Book Handbook of Nature Inspired and Innovative Computing

Download or read book Handbook of Nature Inspired and Innovative Computing written by Albert Y. Zomaya and published by Springer Science & Business Media. This book was released on 2006-01-10 with total page 758 pages. Available in PDF, EPUB and Kindle. Book excerpt: As computing devices proliferate, demand increases for an understanding of emerging computing paradigms and models based on natural phenomena. Neural networks, evolution-based models, quantum computing, and DNA-based computing and simulations are all a necessary part of modern computing analysis and systems development. Vast literature exists on these new paradigms and their implications for a wide array of applications. This comprehensive handbook, the first of its kind to address the connection between nature-inspired and traditional computational paradigms, is a repository of case studies dealing with different problems in computing and solutions to these problems based on nature-inspired paradigms. The "Handbook of Nature-Inspired and Innovative Computing: Integrating Classical Models with Emerging Technologies" is an essential compilation of models, methods, and algorithms for researchers, professionals, and advanced-level students working in all areas of computer science, IT, biocomputing, and network engineering.

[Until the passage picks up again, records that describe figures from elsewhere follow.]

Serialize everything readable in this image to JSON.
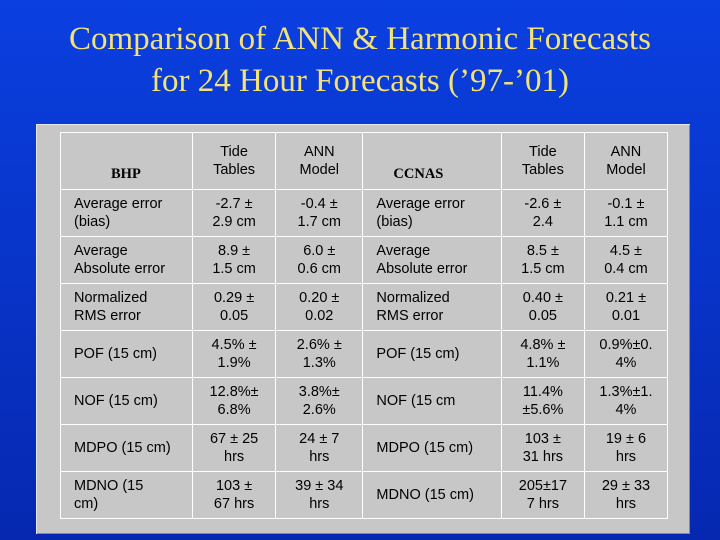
{
  "title_line1": "Comparison of ANN & Harmonic Forecasts",
  "title_line2": "for 24 Hour Forecasts (’97-’01)",
  "left_station": "BHP",
  "right_station": "CCNAS",
  "col_tide": "Tide\nTables",
  "col_ann": "ANN\nModel",
  "rows": [
    {
      "left_label": "Average  error\n(bias)",
      "left_tide": "-2.7 ±\n2.9 cm",
      "left_ann": "-0.4 ±\n1.7 cm",
      "right_label": "Average    error\n(bias)",
      "right_tide": "-2.6 ±\n2.4",
      "right_ann": "-0.1 ±\n1.1 cm"
    },
    {
      "left_label": "Average\nAbsolute error",
      "left_tide": "8.9 ±\n1.5 cm",
      "left_ann": "6.0 ±\n0.6 cm",
      "right_label": "Average\nAbsolute error",
      "right_tide": "8.5 ±\n1.5 cm",
      "right_ann": "4.5 ±\n0.4 cm"
    },
    {
      "left_label": "Normalized\nRMS error",
      "left_tide": "0.29 ±\n0.05",
      "left_ann": "0.20 ±\n0.02",
      "right_label": "Normalized\nRMS error",
      "right_tide": "0.40 ±\n0.05",
      "right_ann": "0.21 ±\n0.01"
    },
    {
      "left_label": "POF (15 cm)",
      "left_tide": "4.5% ±\n1.9%",
      "left_ann": "2.6% ±\n1.3%",
      "right_label": "POF (15 cm)",
      "right_tide": "4.8% ±\n1.1%",
      "right_ann": "0.9%±0.\n4%"
    },
    {
      "left_label": "NOF (15 cm)",
      "left_tide": "12.8%±\n6.8%",
      "left_ann": "3.8%±\n2.6%",
      "right_label": "NOF (15 cm",
      "right_tide": "11.4%\n±5.6%",
      "right_ann": "1.3%±1.\n4%"
    },
    {
      "left_label": "MDPO (15 cm)",
      "left_tide": "67 ± 25\nhrs",
      "left_ann": "24 ± 7\nhrs",
      "right_label": "MDPO (15 cm)",
      "right_tide": "103 ±\n31 hrs",
      "right_ann": "19 ± 6\nhrs"
    },
    {
      "left_label": "MDNO       (15\ncm)",
      "left_tide": "103 ±\n67 hrs",
      "left_ann": "39 ± 34\nhrs",
      "right_label": "MDNO (15 cm)",
      "right_tide": "205±17\n7 hrs",
      "right_ann": "29 ± 33\nhrs"
    }
  ]
}
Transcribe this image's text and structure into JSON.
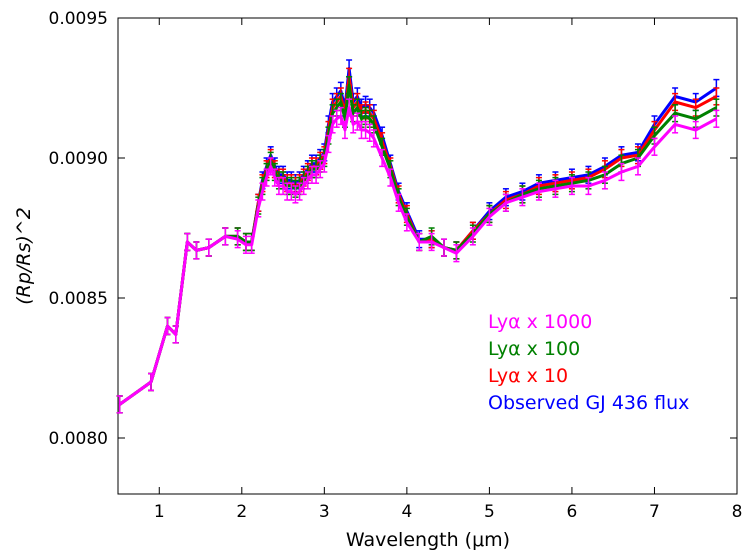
{
  "chart_data": {
    "type": "line",
    "title": "",
    "xlabel": "Wavelength (μm)",
    "ylabel": "(Rp/Rs)^2",
    "xlim": [
      0.5,
      8.0
    ],
    "ylim": [
      0.0078,
      0.0095
    ],
    "xticks": [
      1,
      2,
      3,
      4,
      5,
      6,
      7,
      8
    ],
    "xtick_labels": [
      "1",
      "2",
      "3",
      "4",
      "5",
      "6",
      "7",
      "8"
    ],
    "yticks": [
      0.008,
      0.0085,
      0.009,
      0.0095
    ],
    "ytick_labels": [
      "0.0080",
      "0.0085",
      "0.0090",
      "0.0095"
    ],
    "grid": false,
    "legend_position": "lower-right",
    "x": [
      0.52,
      0.9,
      1.1,
      1.2,
      1.34,
      1.45,
      1.6,
      1.8,
      1.95,
      2.05,
      2.12,
      2.2,
      2.25,
      2.3,
      2.35,
      2.4,
      2.45,
      2.5,
      2.55,
      2.6,
      2.65,
      2.7,
      2.75,
      2.8,
      2.85,
      2.9,
      2.95,
      3.0,
      3.05,
      3.1,
      3.15,
      3.2,
      3.25,
      3.3,
      3.35,
      3.4,
      3.45,
      3.5,
      3.55,
      3.6,
      3.7,
      3.8,
      3.9,
      4.0,
      4.15,
      4.3,
      4.45,
      4.6,
      4.8,
      5.0,
      5.2,
      5.4,
      5.6,
      5.8,
      6.0,
      6.2,
      6.4,
      6.6,
      6.8,
      7.0,
      7.25,
      7.5,
      7.75
    ],
    "series": [
      {
        "name": "Observed GJ 436 flux",
        "color": "#0000ff",
        "values": [
          0.00812,
          0.0082,
          0.0084,
          0.00837,
          0.0087,
          0.00867,
          0.00868,
          0.00872,
          0.00872,
          0.0087,
          0.0087,
          0.00884,
          0.00892,
          0.00897,
          0.00901,
          0.00897,
          0.00894,
          0.00894,
          0.00892,
          0.00892,
          0.00891,
          0.00892,
          0.00894,
          0.00896,
          0.00898,
          0.00898,
          0.009,
          0.00902,
          0.00912,
          0.0092,
          0.00922,
          0.00924,
          0.00918,
          0.00932,
          0.0092,
          0.00922,
          0.00918,
          0.00919,
          0.00918,
          0.00916,
          0.00908,
          0.00898,
          0.00888,
          0.00881,
          0.00871,
          0.00871,
          0.00868,
          0.00867,
          0.00874,
          0.00881,
          0.00886,
          0.00888,
          0.00891,
          0.00892,
          0.00893,
          0.00894,
          0.00897,
          0.00901,
          0.00902,
          0.00912,
          0.00922,
          0.0092,
          0.00925
        ]
      },
      {
        "name": "Lyα x 10",
        "color": "#ff0000",
        "values": [
          0.00812,
          0.0082,
          0.0084,
          0.00837,
          0.0087,
          0.00867,
          0.00868,
          0.00872,
          0.00872,
          0.0087,
          0.0087,
          0.00884,
          0.00891,
          0.00896,
          0.009,
          0.00896,
          0.00893,
          0.00893,
          0.00891,
          0.00891,
          0.0089,
          0.00891,
          0.00893,
          0.00895,
          0.00897,
          0.00897,
          0.00899,
          0.00901,
          0.0091,
          0.00918,
          0.0092,
          0.00922,
          0.00916,
          0.00929,
          0.00918,
          0.0092,
          0.00916,
          0.00917,
          0.00916,
          0.00914,
          0.00906,
          0.00897,
          0.00887,
          0.0088,
          0.0087,
          0.00871,
          0.00868,
          0.00867,
          0.00874,
          0.0088,
          0.00885,
          0.00887,
          0.0089,
          0.00891,
          0.00892,
          0.00893,
          0.00896,
          0.009,
          0.00901,
          0.0091,
          0.0092,
          0.00918,
          0.00922
        ]
      },
      {
        "name": "Lyα x 100",
        "color": "#008000",
        "values": [
          0.00812,
          0.0082,
          0.0084,
          0.00837,
          0.0087,
          0.00867,
          0.00868,
          0.00872,
          0.00872,
          0.0087,
          0.0087,
          0.00883,
          0.0089,
          0.00895,
          0.00899,
          0.00895,
          0.00892,
          0.00892,
          0.0089,
          0.0089,
          0.00889,
          0.0089,
          0.00892,
          0.00894,
          0.00896,
          0.00896,
          0.00898,
          0.009,
          0.00908,
          0.00916,
          0.00918,
          0.0092,
          0.00914,
          0.00926,
          0.00916,
          0.00918,
          0.00914,
          0.00915,
          0.00914,
          0.00912,
          0.00904,
          0.00896,
          0.00886,
          0.00879,
          0.0087,
          0.00872,
          0.00868,
          0.00867,
          0.00873,
          0.0088,
          0.00884,
          0.00887,
          0.00889,
          0.0089,
          0.00891,
          0.00892,
          0.00894,
          0.00898,
          0.009,
          0.00908,
          0.00916,
          0.00914,
          0.00918
        ]
      },
      {
        "name": "Lyα x 1000",
        "color": "#ff00ff",
        "values": [
          0.00812,
          0.0082,
          0.0084,
          0.00837,
          0.0087,
          0.00867,
          0.00868,
          0.00872,
          0.00871,
          0.00869,
          0.00869,
          0.00882,
          0.00888,
          0.00893,
          0.00897,
          0.00893,
          0.0089,
          0.0089,
          0.00888,
          0.00888,
          0.00887,
          0.00888,
          0.0089,
          0.00892,
          0.00894,
          0.00894,
          0.00896,
          0.00898,
          0.00905,
          0.00912,
          0.00914,
          0.00915,
          0.0091,
          0.00918,
          0.00912,
          0.00913,
          0.0091,
          0.0091,
          0.00909,
          0.00907,
          0.009,
          0.00893,
          0.00884,
          0.00877,
          0.0087,
          0.0087,
          0.00868,
          0.00866,
          0.00872,
          0.00879,
          0.00884,
          0.00886,
          0.00888,
          0.00889,
          0.0089,
          0.0089,
          0.00892,
          0.00895,
          0.00897,
          0.00904,
          0.00912,
          0.0091,
          0.00914
        ]
      }
    ],
    "legend_entries": [
      "Lyα x 1000",
      "Lyα x 100",
      "Lyα x 10",
      "Observed GJ 436 flux"
    ],
    "legend_colors": [
      "#ff00ff",
      "#008000",
      "#ff0000",
      "#0000ff"
    ],
    "error_bar_halfwidth": 3e-05
  }
}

Book Learning Deep Architectures for AI

Download or read book Learning Deep Architectures for AI written by Yoshua Bengio and published by Now Publishers Inc. This book was released on 2009 with total page 145 pages. Available in PDF, EPUB and Kindle. Book excerpt: Theoretical results suggest that in order to learn the kind of complicated functions that can represent high-level abstractions (e.g. in vision, language, and other AI-level tasks), one may need deep architectures. Deep architectures are composed of multiple levels of non-linear operations, such as in neural nets with many hidden layers or in complicated propositional formulae re-using many sub-formulae. Searching the parameter space of deep architectures is a difficult task, but learning algorithms such as those for Deep Belief Networks have recently been proposed to tackle this problem with notable success, beating the state-of-the-art in certain areas. This paper discusses the motivations and principles regarding learning algorithms for deep architectures, in particular those exploiting as building blocks unsupervised learning of single-layer models such as Restricted Boltzmann Machines, used to construct deeper models such as Deep Belief Networks.